How To Negotiate Benefits At Work
When we think about negotiation at work, we may typically imagine asking for a higher salary. But if you know how to negotiate benefits, you could come out with more than a pay raise. Whether or not your employer is able to increase your pay, there may be more wiggle room in other areas of your job that you hadn't thought about, and you won't know until you ask.
Women are less likely than men to negotiate in general, and there's an understandable reason for that. One University of Texas study found that women asked for $7000 less than men on average. But a study in Organizational Behavior and Human Decision Processes found that people are more likely to think less of women than men when they negotiate. So, while you shouldn't let anyone shame you for negotiating, don't let anyone shame you for not doing so. Depending on your specific employer, negotiating may carry some risk, so you should make the call for yourself whether it's worth it. But it's not OK for them to hold it against you to ask for more pay, benefits, or anything.
If you want to negotiate benefits, here are a few things to keep in mind.
Figure Out What Exactly Is Being Offered
Read your contract carefully when accepting a job offer, and if any benefits aren't mentioned specifically, find out what exactly the company's policies are on family and sick leave, vacation time, professional development, and flexible hours. Ask questions like "how often are employees allowed to work from home?" You don't want to ask for something you already have. Save your negotiation power for the extra perks.
Know Your Options
The term "benefits" encompasses a lot of things, from your hours to your title. According to a United States Office of Personnel Management survey, the most popular benefits are pension plans, savings plans, and health insurance. But many companies also offer less conventional perks, like sponsored professional development, the ability to work from home, and even the ability to bring your dog to work.

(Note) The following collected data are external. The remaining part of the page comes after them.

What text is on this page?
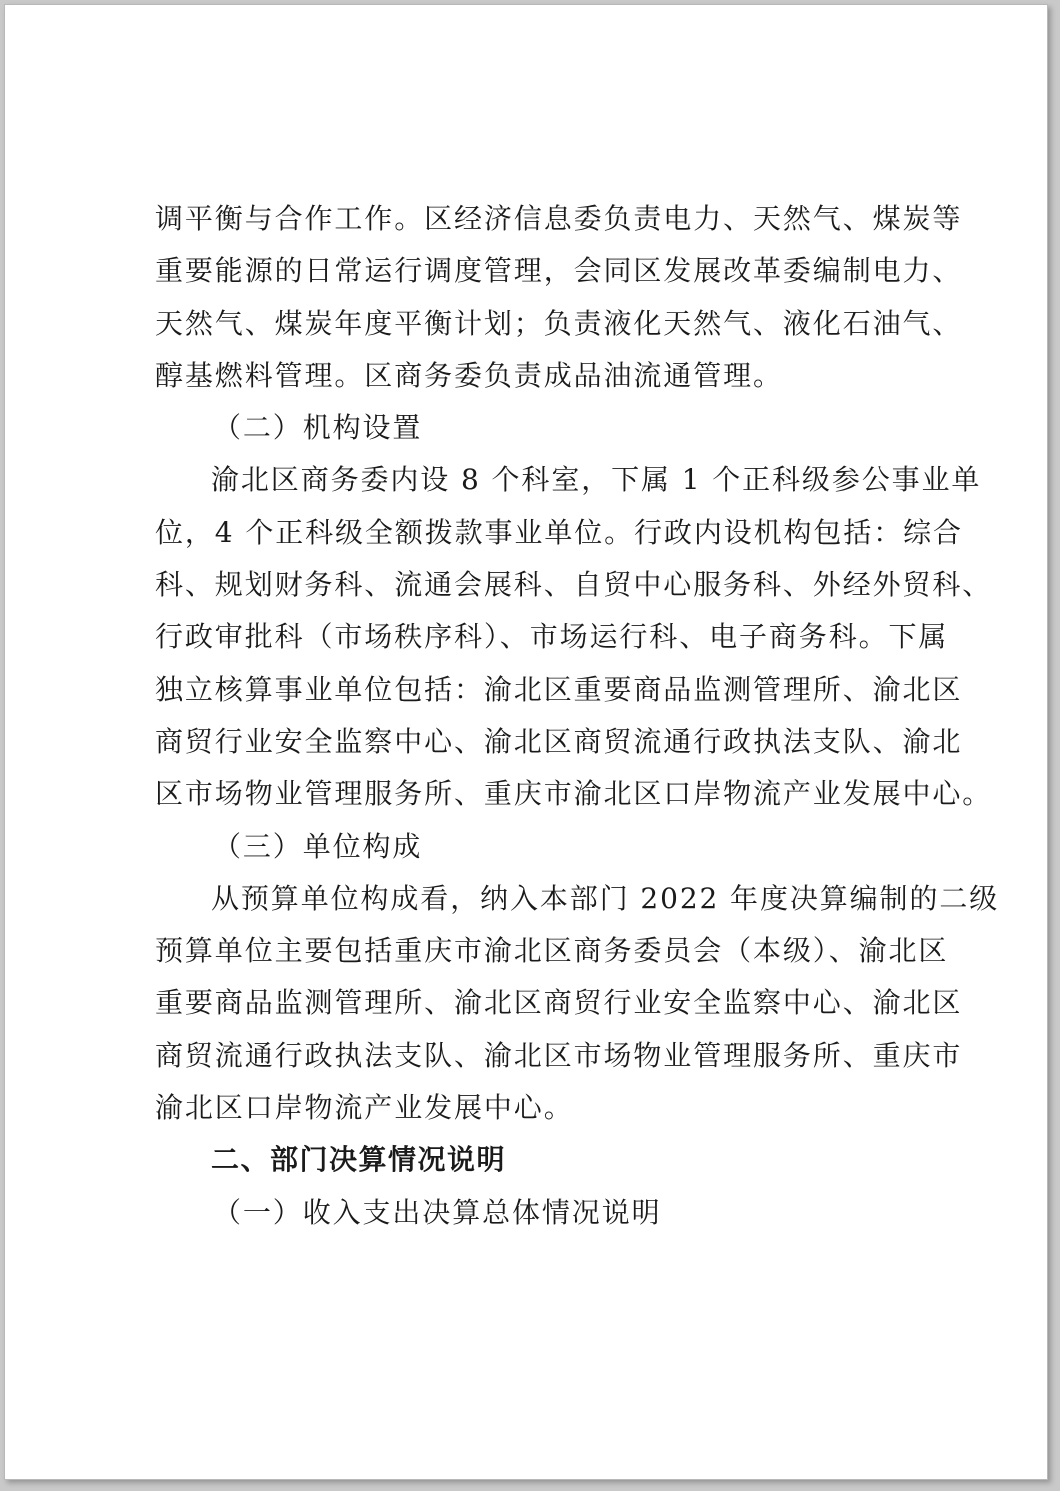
调平衡与合作工作。区经济信息委负责电力、天然气、煤炭等
重要能源的日常运行调度管理，会同区发展改革委编制电力、
天然气、煤炭年度平衡计划；负责液化天然气、液化石油气、
醇基燃料管理。区商务委负责成品油流通管理。
（二）机构设置
渝北区商务委内设 8 个科室，下属 1 个正科级参公事业单
位，4 个正科级全额拨款事业单位。行政内设机构包括：综合
科、规划财务科、流通会展科、自贸中心服务科、外经外贸科、
行政审批科（市场秩序科）、市场运行科、电子商务科。下属
独立核算事业单位包括：渝北区重要商品监测管理所、渝北区
商贸行业安全监察中心、渝北区商贸流通行政执法支队、渝北
区市场物业管理服务所、重庆市渝北区口岸物流产业发展中心。
（三）单位构成
从预算单位构成看，纳入本部门 2022 年度决算编制的二级
预算单位主要包括重庆市渝北区商务委员会（本级）、渝北区
重要商品监测管理所、渝北区商贸行业安全监察中心、渝北区
商贸流通行政执法支队、渝北区市场物业管理服务所、重庆市
渝北区口岸物流产业发展中心。
二、部门决算情况说明
（一）收入支出决算总体情况说明
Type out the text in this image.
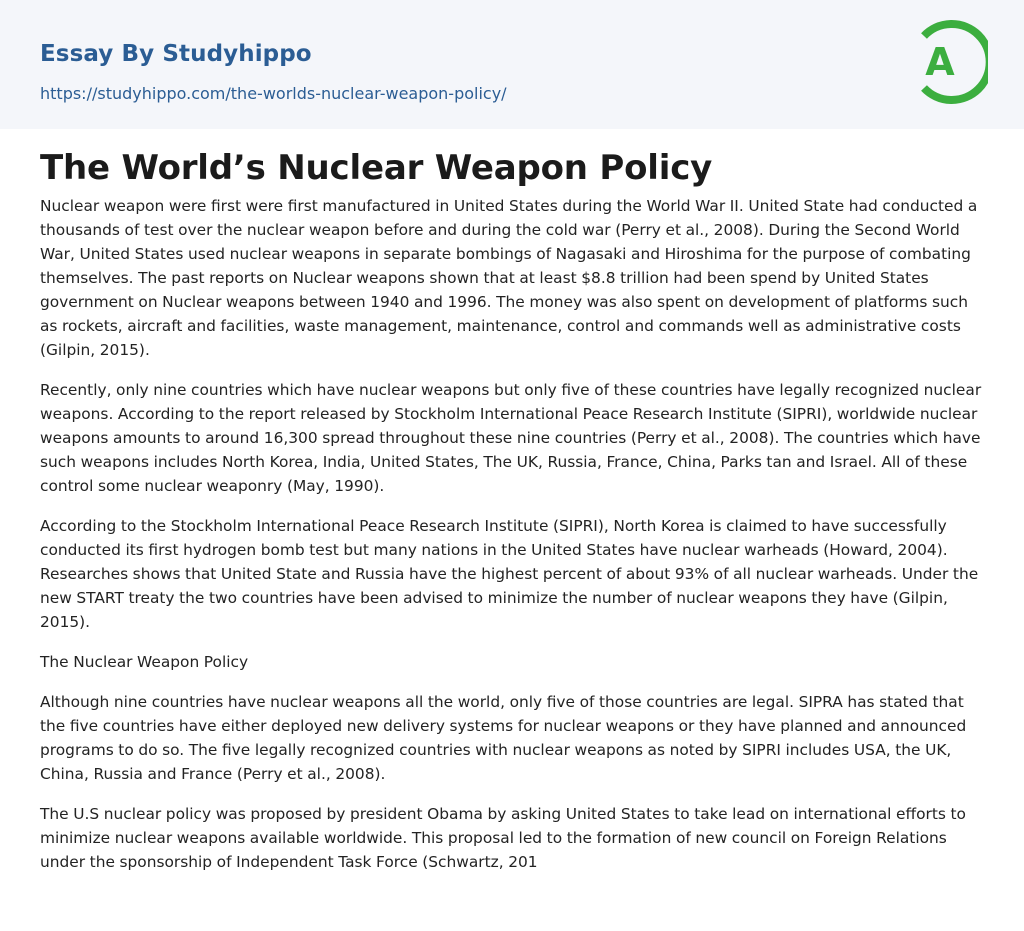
Essay By Studyhippo
https://studyhippo.com/the-worlds-nuclear-weapon-policy/
A
The World’s Nuclear Weapon Policy

Nuclear weapon were first were first manufactured in United States during the World War II. United State had conducted a thousands of test over the nuclear weapon before and during the cold war (Perry et al., 2008). During the Second World War, United States used nuclear weapons in separate bombings of Nagasaki and Hiroshima for the purpose of combating themselves. The past reports on Nuclear weapons shown that at least $8.8 trillion had been spend by United States government on Nuclear weapons between 1940 and 1996. The money was also spent on development of platforms such as rockets, aircraft and facilities, waste management, maintenance, control and commands well as administrative costs (Gilpin, 2015).

Recently, only nine countries which have nuclear weapons but only five of these countries have legally recognized nuclear weapons. According to the report released by Stockholm International Peace Research Institute (SIPRI), worldwide nuclear weapons amounts to around 16,300 spread throughout these nine countries (Perry et al., 2008). The countries which have such weapons includes North Korea, India, United States, The UK, Russia, France, China, Parks tan and Israel. All of these control some nuclear weaponry (May, 1990).

According to the Stockholm International Peace Research Institute (SIPRI), North Korea is claimed to have successfully conducted its first hydrogen bomb test but many nations in the United States have nuclear warheads (Howard, 2004). Researches shows that United State and Russia have the highest percent of about 93% of all nuclear warheads. Under the new START treaty the two countries have been advised to minimize the number of nuclear weapons they have (Gilpin, 2015).

The Nuclear Weapon Policy

Although nine countries have nuclear weapons all the world, only five of those countries are legal. SIPRA has stated that the five countries have either deployed new delivery systems for nuclear weapons or they have planned and announced programs to do so. The five legally recognized countries with nuclear weapons as noted by SIPRI includes USA, the UK, China, Russia and France (Perry et al., 2008).

The U.S nuclear policy was proposed by president Obama by asking United States to take lead on international efforts to minimize nuclear weapons available worldwide. This proposal led to the formation of new council on Foreign Relations under the sponsorship of Independent Task Force (Schwartz, 201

If you're not sure which benefits your company is open to and want to up your chances of getting what you ask for, try asking your coworkers how much time off they get, how often they work from home, or whatever else is relevant. You could also ask people outside your company what kinds of perks they get. If there's anything you can think of that could make your job better that nobody you know has, Google it and see if companies ever offer it.
Say What They'll Get Out Of It
When negotiating in general, it's a good idea to make your request two-sided. Think about how the extra benefits are going to benefit your employer, too. Maybe working from home will let you focus. Perhaps more vacation days will allow you to be more productive when you do come in. Generally, happy employees do a better job, so there's got to be something in it for them.
Acknowledge Your Contributions
People, especially women, may be discouraged from tooting their own horns, but your supervisor may not be aware of all the accomplishments that make you deserving of additional benefits. So don't be afraid to say what you've brought to the company so far and what you plan to bring in the future.